VisionEmbeddingModelResult

The prediction result for a large vision model embedding request. An embedding is a vectorized representation of data such as image, text or video. The embeddings produced by this model can be used for tasks such as image retrieval, similarity comparison, and classification. The embedding vectors have 1024 dimensions.

Fields
imageEmbedding array (ListValue format)

The embedding generated from the input image. This field is populated if the prediction request contained an image.

textEmbedding array (ListValue format)

The embedding generated from the input text. This field is populated if the prediction request contained text.

videoEmbeddings[] object (VideoEmbedding)

The embeddings generated from the input video. This field is populated if the prediction request contained a video.

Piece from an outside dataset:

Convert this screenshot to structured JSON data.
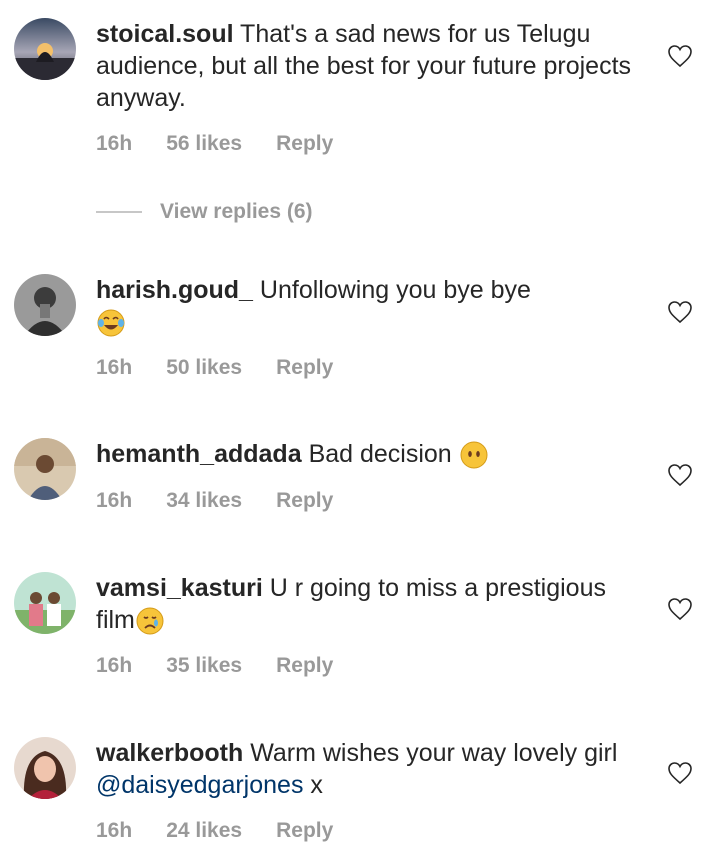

The video is divided into 1-second segments, and an embedding is generated for each segment.

JSON representation
{
  "imageEmbedding": array,
  "textEmbedding": array,
  "videoEmbeddings": [
    {
      object (VideoEmbedding)
    }
  ]
}

VideoEmbedding

Contains embedding data for a specific time segment of a video.

Fields
startOffsetSec integer

The start time of the video segment that this embedding represents, measured in seconds from the beginning of the video.

endOffsetSec integer

The end time of the video segment that this embedding represents, measured in seconds from the beginning of the video.

embedding array (ListValue format)

The 1024-dimension embedding vector for this video segment.

JSON representation
{
  "startOffsetSec": integer,
  "endOffsetSec": integer,
  "embedding": array
}